The dataset_name field is used to specify the name of the dataset. It is user-defined.

graph

The graph field is used to specify the graph structure. It has two fields: nodes and edges.

  • nodes: list

    The nodes field is used to specify the number of nodes for each node type. It is a list of node objects. Each node object has two fields: type and num.

    • type: string, optional

      The type field is used to specify the node type. It is null for homogeneous graphs. For heterogeneous graphs, it is the node type.

    • num: int

      The num field is used to specify the number of nodes for the node type. It is mandatory for both homogeneous graphs and heterogeneous graphs.

  • edges: list

    The edges field is used to specify the edges. It is a list of edge objects. Each edge object has three fields: type, format and path. - type: string, optional

    The type field is used to specify the edge type. It is null for homogeneous graphs. For heterogeneous graphs, it is the edge type.

    • format: string

      The format field is used to specify the format of the edge data. It can be csv or numpy. If it is csv, no index and header fields are needed. If it is numpy, the array requires to be in shape of (2, num_edges). numpy format is recommended for large graphs.

    • path: string

      The path field is used to specify the path of the edge data. It is relative to the directory of metadata.yaml file.

feature_data

The feature_data field is used to specify the feature data. It is a list of feature objects.
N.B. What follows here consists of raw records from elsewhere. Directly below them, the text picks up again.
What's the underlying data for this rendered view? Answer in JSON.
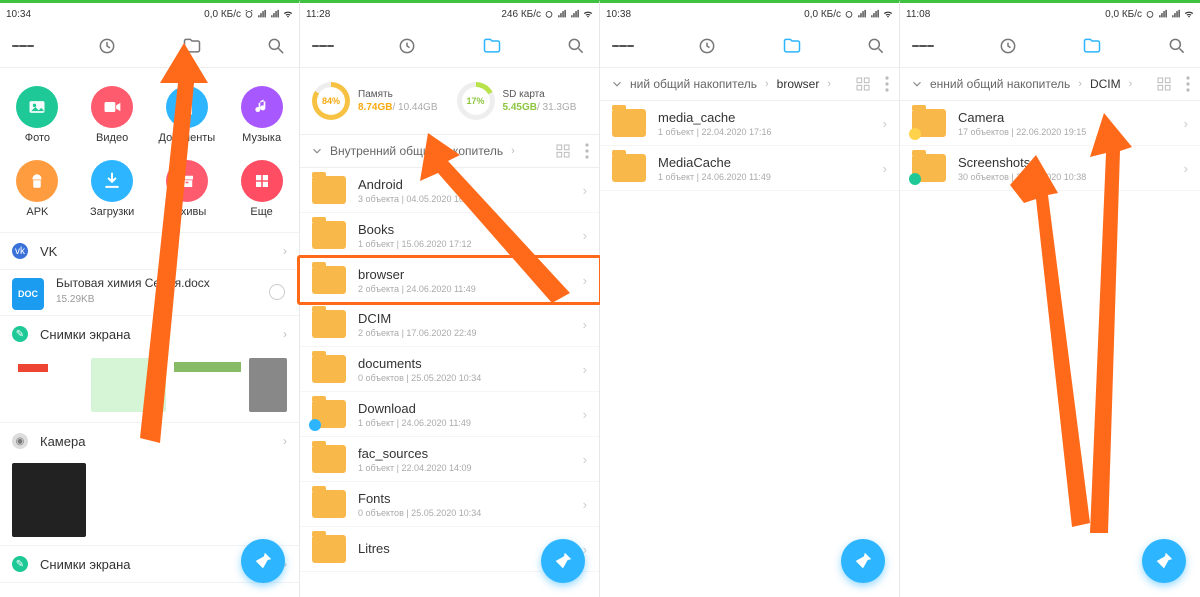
{
  "colors": {
    "photo": "#1ec997",
    "video": "#ff5b6e",
    "docs": "#2db5ff",
    "music": "#a858ff",
    "apk": "#ff9c40",
    "download": "#2db5ff",
    "archive": "#ff5b6e",
    "more": "#ff4d63",
    "fab": "#2db5ff",
    "accent": "#ff6a1a",
    "donut1": "#f7c143",
    "donut2": "#b9e34b"
  },
  "screens": [
    {
      "status": {
        "time": "10:34",
        "net": "0,0 КБ/с"
      },
      "categories": [
        {
          "label": "Фото",
          "color": "photo"
        },
        {
          "label": "Видео",
          "color": "video"
        },
        {
          "label": "Документы",
          "color": "docs"
        },
        {
          "label": "Музыка",
          "color": "music"
        },
        {
          "label": "APK",
          "color": "apk"
        },
        {
          "label": "Загрузки",
          "color": "download"
        },
        {
          "label": "Архивы",
          "color": "archive"
        },
        {
          "label": "Еще",
          "color": "more"
        }
      ],
      "recent": [
        {
          "type": "section",
          "label": "VK",
          "dot": "#3b72d9"
        },
        {
          "type": "file",
          "name": "Бытовая химия Семья.docx",
          "meta": "15.29KB"
        },
        {
          "type": "section",
          "label": "Снимки экрана",
          "dot": "#1ec997"
        },
        {
          "type": "thumbs"
        },
        {
          "type": "section",
          "label": "Камера",
          "dot": "#bbbbbb"
        },
        {
          "type": "camera"
        },
        {
          "type": "section",
          "label": "Снимки экрана",
          "dot": "#1ec997"
        }
      ]
    },
    {
      "status": {
        "time": "11:28",
        "net": "246 КБ/с"
      },
      "storage": [
        {
          "pct": "84%",
          "pctColor": "donut1",
          "label": "Память",
          "used": "8.74GB",
          "usedColor": "#f7a90f",
          "total": "/ 10.44GB"
        },
        {
          "pct": "17%",
          "pctColor": "donut2",
          "label": "SD карта",
          "used": "5.45GB",
          "usedColor": "#8cc63f",
          "total": "/ 31.3GB"
        }
      ],
      "breadcrumb": [
        "Внутренний общий накопитель"
      ],
      "folders": [
        {
          "name": "Android",
          "meta": "3 объекта  |  04.05.2020 10:07"
        },
        {
          "name": "Books",
          "meta": "1 объект  |  15.06.2020 17:12"
        },
        {
          "name": "browser",
          "meta": "2 объекта  |  24.06.2020 11:49",
          "highlight": true
        },
        {
          "name": "DCIM",
          "meta": "2 объекта  |  17.06.2020 22:49"
        },
        {
          "name": "documents",
          "meta": "0 объектов  |  25.05.2020 10:34"
        },
        {
          "name": "Download",
          "meta": "1 объект  |  24.06.2020 11:49",
          "badge": "#2db5ff"
        },
        {
          "name": "fac_sources",
          "meta": "1 объект  |  22.04.2020 14:09"
        },
        {
          "name": "Fonts",
          "meta": "0 объектов  |  25.05.2020 10:34"
        },
        {
          "name": "Litres",
          "meta": ""
        }
      ]
    },
    {
      "status": {
        "time": "10:38",
        "net": "0,0 КБ/с"
      },
      "breadcrumb": [
        "ний общий накопитель",
        "browser"
      ],
      "folders": [
        {
          "name": "media_cache",
          "meta": "1 объект  |  22.04.2020 17:16"
        },
        {
          "name": "MediaCache",
          "meta": "1 объект  |  24.06.2020 11:49"
        }
      ]
    },
    {
      "status": {
        "time": "11:08",
        "net": "0,0 КБ/с"
      },
      "breadcrumb": [
        "енний общий накопитель",
        "DCIM"
      ],
      "folders": [
        {
          "name": "Camera",
          "meta": "17 объектов  |  22.06.2020 19:15",
          "badge": "#ffd24c"
        },
        {
          "name": "Screenshots",
          "meta": "30 объектов  |  25.06.2020 10:38",
          "badge": "#1ec997"
        }
      ]
    }
  ]
}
Each feature object has five canonical fields: domain, type, name, format and path. Any other fields will be passed to the Feature.metadata object.

  • domain: string

    The domain field is used to specify the domain of the feature data. It can be either node or edge.
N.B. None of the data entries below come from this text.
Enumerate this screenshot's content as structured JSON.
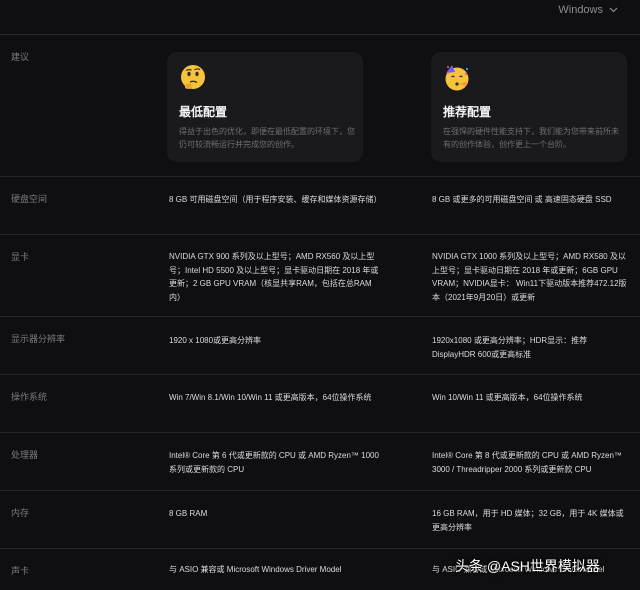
{
  "header": {
    "os_selected": "Windows"
  },
  "suggestion": {
    "label": "建议",
    "min": {
      "title": "最低配置",
      "desc": "得益于出色的优化，即便在最低配置的环境下，您仍可较流畅运行并完成您的创作。",
      "icon": "thinking-face-emoji"
    },
    "rec": {
      "title": "推荐配置",
      "desc": "在强悍的硬件性能支持下，我们能为您带来前所未有的创作体验，创作更上一个台阶。",
      "icon": "party-face-emoji"
    }
  },
  "specs": [
    {
      "label": "硬盘空间",
      "min": "8 GB 可用磁盘空间（用于程序安装、缓存和媒体资源存储）",
      "rec": "8 GB 或更多的可用磁盘空间 或 高速固态硬盘 SSD"
    },
    {
      "label": "显卡",
      "min": "NVIDIA GTX 900 系列及以上型号；AMD RX560 及以上型号；Intel HD 5500 及以上型号；显卡驱动日期在 2018 年或更新；2 GB GPU VRAM（核显共享RAM，包括在总RAM内）",
      "rec": "NVIDIA GTX 1000 系列及以上型号；AMD RX580 及以上型号；显卡驱动日期在 2018 年或更新；6GB GPU VRAM；NVIDIA显卡： Win11下驱动版本推荐472.12版本（2021年9月20日）或更新"
    },
    {
      "label": "显示器分辨率",
      "min": "1920 x 1080或更高分辨率",
      "rec": "1920x1080 或更高分辨率；HDR显示：推荐 DisplayHDR 600或更高标准"
    },
    {
      "label": "操作系统",
      "min": "Win 7/Win 8.1/Win 10/Win 11 或更高版本，64位操作系统",
      "rec": "Win 10/Win 11 或更高版本，64位操作系统"
    },
    {
      "label": "处理器",
      "min": "Intel® Core 第 6 代或更新款的 CPU 或 AMD Ryzen™ 1000 系列或更新款的 CPU",
      "rec": "Intel® Core 第 8 代或更新款的 CPU 或 AMD Ryzen™ 3000 / Threadripper 2000 系列或更新款 CPU"
    },
    {
      "label": "内存",
      "min": "8 GB RAM",
      "rec": "16 GB RAM，用于 HD 媒体；32 GB，用于 4K 媒体或更高分辨率"
    },
    {
      "label": "声卡",
      "min": "与 ASIO 兼容或 Microsoft Windows Driver Model",
      "rec": "与 ASIO 兼容或 Microsoft Windows Driver Model"
    }
  ],
  "watermark": "头条 @ASH世界模拟器"
}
  • type: string, optional

    The type field is used to specify the type of the feature data. It is null for homogeneous graphs. For heterogeneous graphs, it is the node or edge type.

  • name: string

    The name field is used to specify the name of the feature data. It is user-defined.

  • format: string

    The format field is used to specify the format of the feature data. It can be either numpy or torch.

  • in_memory: bool, optional

    The in_memory field is used to specify whether the feature data is loaded into memory. It can be either true or false. Default is true.

  • path: string

    The path field is used to specify the path of the feature data. It is relative to the directory of metadata.yaml file.

tasks

The tasks field is used to specify the tasks. It is a list of task objects. Each task object has at least three fields: train_set, validation_set, test_set. And you are free to add other fields such as num_classes and all these fields will be passed to the Task.metadata object.
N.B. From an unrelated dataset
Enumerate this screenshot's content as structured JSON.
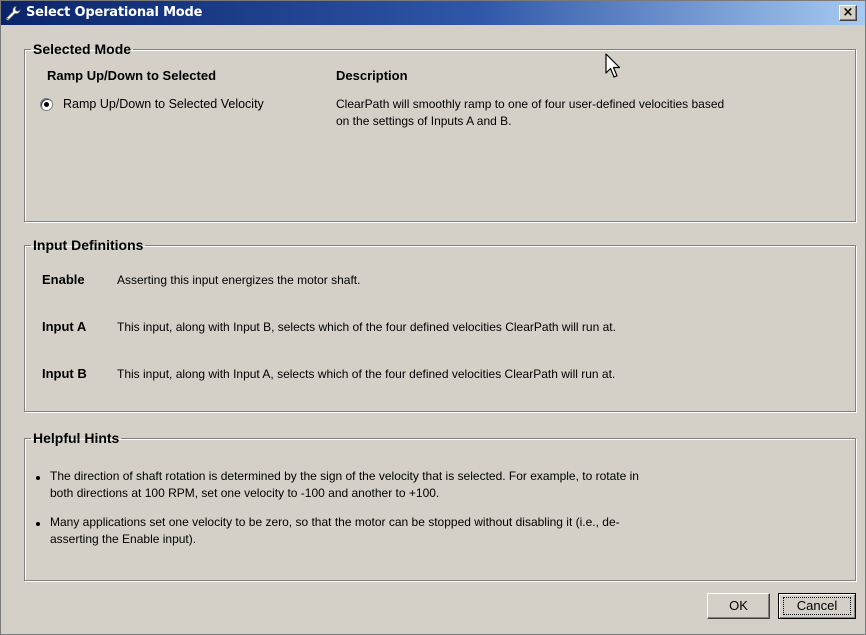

  • name: string, optional

    The name field is used to specify the name of the task. It is user-defined.

  • num_classes: int, optional

    The num_classes field is used to specify the number of classes of the task.

  • train_set: list

    The train_set field is used to specify the training set. It is a list of set objects. Each set object has two fields: type and data.

  • type: string, optional

    The type field is used to specify the node/edge type of the set. It is null for homogeneous graphs. For heterogeneous graphs, it is the node or edge type.

  • data: list

    The data field is used to load train_set. It is a list of data objects. Each data object has four fields: name, format, in_memory and path.

    • name: string

      The name field is used to specify the name of the data. It is mandatory and used to specify the data fields of MiniBatch for sampling. It can be either seeds, labels or indexes. If any other name is used, it will be added into the MiniBatch data fields.

    • format: string

      The format field is used to specify the format of the data. It can be either numpy or torch.

    • in_memory: bool, optional

      The in_memory field is used to specify whether the data is loaded into memory. It can be either true or false. Default is true.

    • path: string

      The path field is used to specify the path of the data. It is relative to the directory of metadata.yaml file.

  • validation_set: list

  • test_set: list

    The validation_set and test_set fields are used to specify the validation set and test set respectively. They are similar to the train_set field.